Brooklyn Bar Association wrongful conviction CLE continues to look for lessons
The first wrongful conviction unit was created in Dallas in 2007 and Brooklyn wouldn’t get it’s first until after the election of Ken Thompson as Kings County District Attorney in 2014. Since then, there have been 25 wrongful convictions overturned and the borough’s wrongful conviction unit has become one of the national models around the country.
Hon. Barry Kamins, former administrative judge for the Brooklyn Supreme Court, Criminal Term, explained that, despite the fact that such units are now seen in 37 states, much more can still be done and attorneys can help the local community by being aware of the lessons that have come out of the overturned convictions.
“Over the years, many task forces have investigated the causes of wrongful convictions and made recommendations,” Justice Kamins said. “The New York State Bar Association has had two task forces, one which I chaired back in 2009, which issued a report examining the causes of 53 wrongful conviction cases and identified six key causes — identification procedures, forensic issues, prosecutorial misconduct, false confessions, ineffective assistance of counsel and the use of jailhouse informants.”
Justice Kamins helped the Brooklyn Bar Association put together a panel of experts for a continuing legal education seminar entitled, “Wrongful Convictions: Causes and Preventions,” with Hon. Mark Dwyer, assistant DA Mark Hale, and attorneys Kris Hamann and Joel Rudin.
The CLE seminar was meant to coincide with a report that will be issued this month by the New York State Bar Association’s second Wrongful Convictions Taskforce.

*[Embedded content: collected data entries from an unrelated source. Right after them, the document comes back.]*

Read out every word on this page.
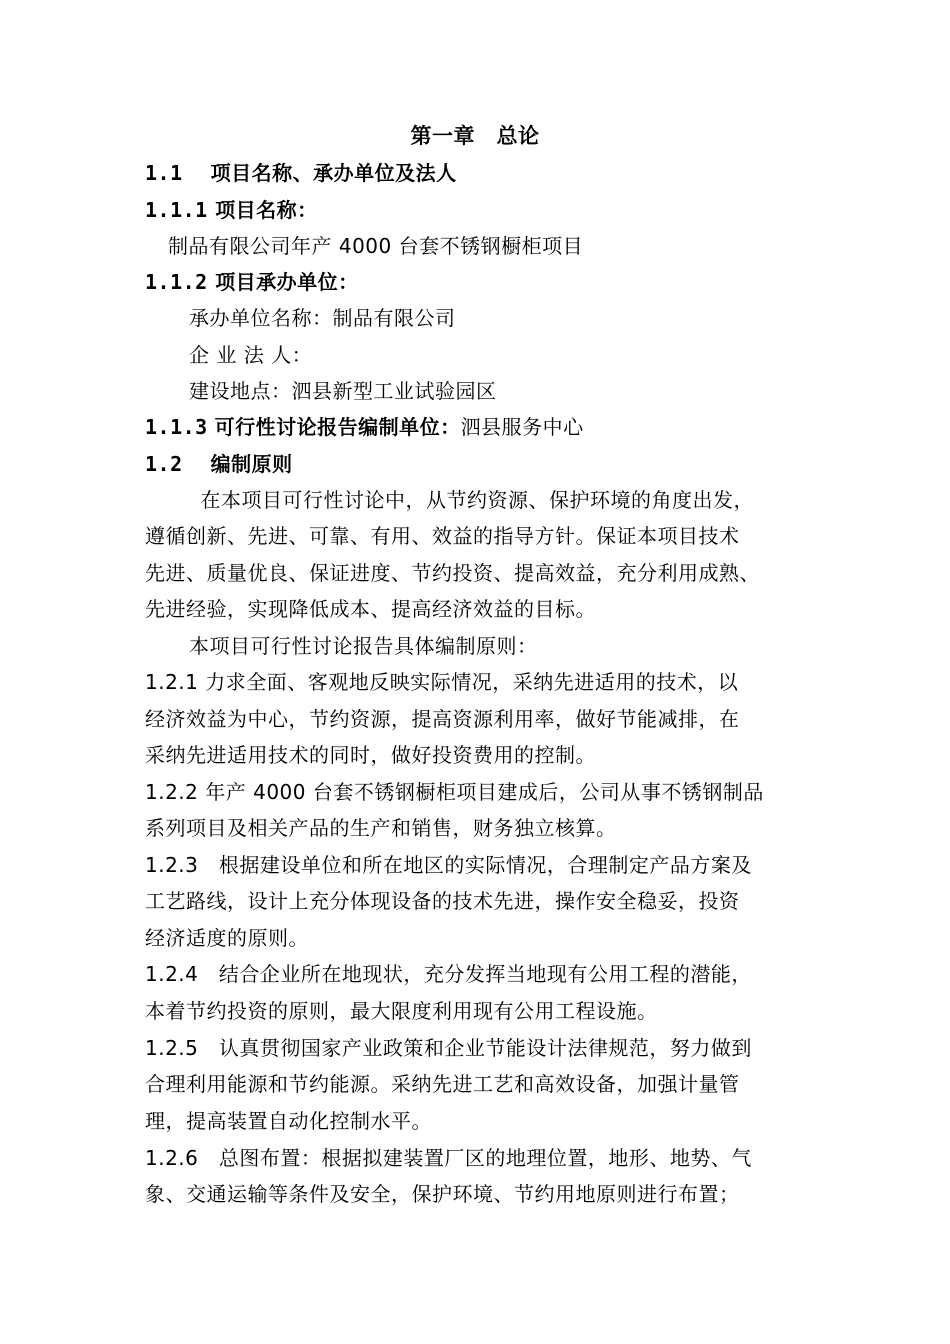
第一章　总论
1.1 项目名称、承办单位及法人
1.1.1 项目名称：
制品有限公司年产 4000 台套不锈钢橱柜项目
1.1.2 项目承办单位：
承办单位名称：制品有限公司
企 业 法 人：
建设地点：泗县新型工业试验园区
1.1.3 可行性讨论报告编制单位：泗县服务中心
1.2 编制原则
　在本项目可行性讨论中，从节约资源、保护环境的角度出发，
遵循创新、先进、可靠、有用、效益的指导方针。保证本项目技术
先进、质量优良、保证进度、节约投资、提高效益，充分利用成熟、
先进经验，实现降低成本、提高经济效益的目标。
本项目可行性讨论报告具体编制原则：
1.2.1 力求全面、客观地反映实际情况，采纳先进适用的技术，以
经济效益为中心，节约资源，提高资源利用率，做好节能减排，在
采纳先进适用技术的同时，做好投资费用的控制。
1.2.2 年产 4000 台套不锈钢橱柜项目建成后，公司从事不锈钢制品
系列项目及相关产品的生产和销售，财务独立核算。
1.2.3　根据建设单位和所在地区的实际情况，合理制定产品方案及
工艺路线，设计上充分体现设备的技术先进，操作安全稳妥，投资
经济适度的原则。
1.2.4　结合企业所在地现状，充分发挥当地现有公用工程的潜能，
本着节约投资的原则，最大限度利用现有公用工程设施。
1.2.5　认真贯彻国家产业政策和企业节能设计法律规范，努力做到
合理利用能源和节约能源。采纳先进工艺和高效设备，加强计量管
理，提高装置自动化控制水平。
1.2.6　总图布置：根据拟建装置厂区的地理位置，地形、地势、气
象、交通运输等条件及安全，保护环境、节约用地原则进行布置；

“The Brooklyn Bar Association thought it would inform this discussion to convene a panel of experts, and they really are experts, who can weigh in on some of these topics and give their perspectives on the causes and prevention of wrongful convictions,” Kamins said.
A change in mindset
Hale, chief of the Brooklyn district attorney’s Conviction Integrity Unit under both Ken Thompson and Eric Gonzalez, explained that one of the biggest things he learned since he started looking at wrongful convictions is that, to keep them from happening, an office can’t be focused on winning cases. Instead, Hale said, the focus has to be on doing actual justice even if that means not pursuing a case at all.
“Your goal is not to win, your goal is to do justice,” Hale said. “That is sometimes difficult to get across. One’s performance as a prosecutor should not just be in wins and losses, but whether you’ve operated honorably, ethically, practically and did so with restraint and came up with a just result, no matter what that result is.”
Hale admitted that changing even his own mindset wasn’t easy after having tried more than 200 jury trials to verdict. He said that the key is to acknowledge that, with so much human involvement in the process, mistakes are inevitable.
“Human beings make mistakes, whether they are witnesses, attorneys, judges, and these are mistakes that fall outside of the traditional appellate sort of work,” Hale said. “Self-examination of the work you’ve done is not a pleasant experience. It can be painful. There are a lot of people who in their positions don’t want to examine this or acknowledge it.”
Rudin, a defense attorney for over 40 years, explained that, because of the way many police officers and prosecutors were trained, a lot of the issues are systemic and hard to overcome.
“This is a widespread problem,” Rudin said. “Of the 25 convictions the Brooklyn DA’s Office has overturned…nine have been Louis Scarcella cases. But there are so many other detectives in the New York City Police Department that were as bad as Scarcella. We have just scratched the surface of wrongful conviction cases.”
Rudin was critical of one change Eric Gonzalez has made to the conviction review unit — that defense attorneys can no longer file a motion to vacate a judgment while also turning the case over the DA’s Conviction Review Unit like they did under Thompson.
Now, Rudin says, attorneys are forced to decide between the two options which risks giving up the future possibility of a federal habeas corpus review which has a very strict statute of limitations.
“Mr. Gonzalez at some point last year instituted a policy that it’s one or the other,” Rudin said. “Either you file a 4040 motion [motion to vacate a judgment] and litigate in court against his appeals unit, which is staffed by the same people who have been there for 20 years and will throw every procedural roadblock under the sun at you, or you can go with the Conviction Review Unit. But [if you go with the Conviction Review Unit], you can’t file a 4040 motion and you have to worry about giving up the possibility in the future of a federal habeas corpus review.”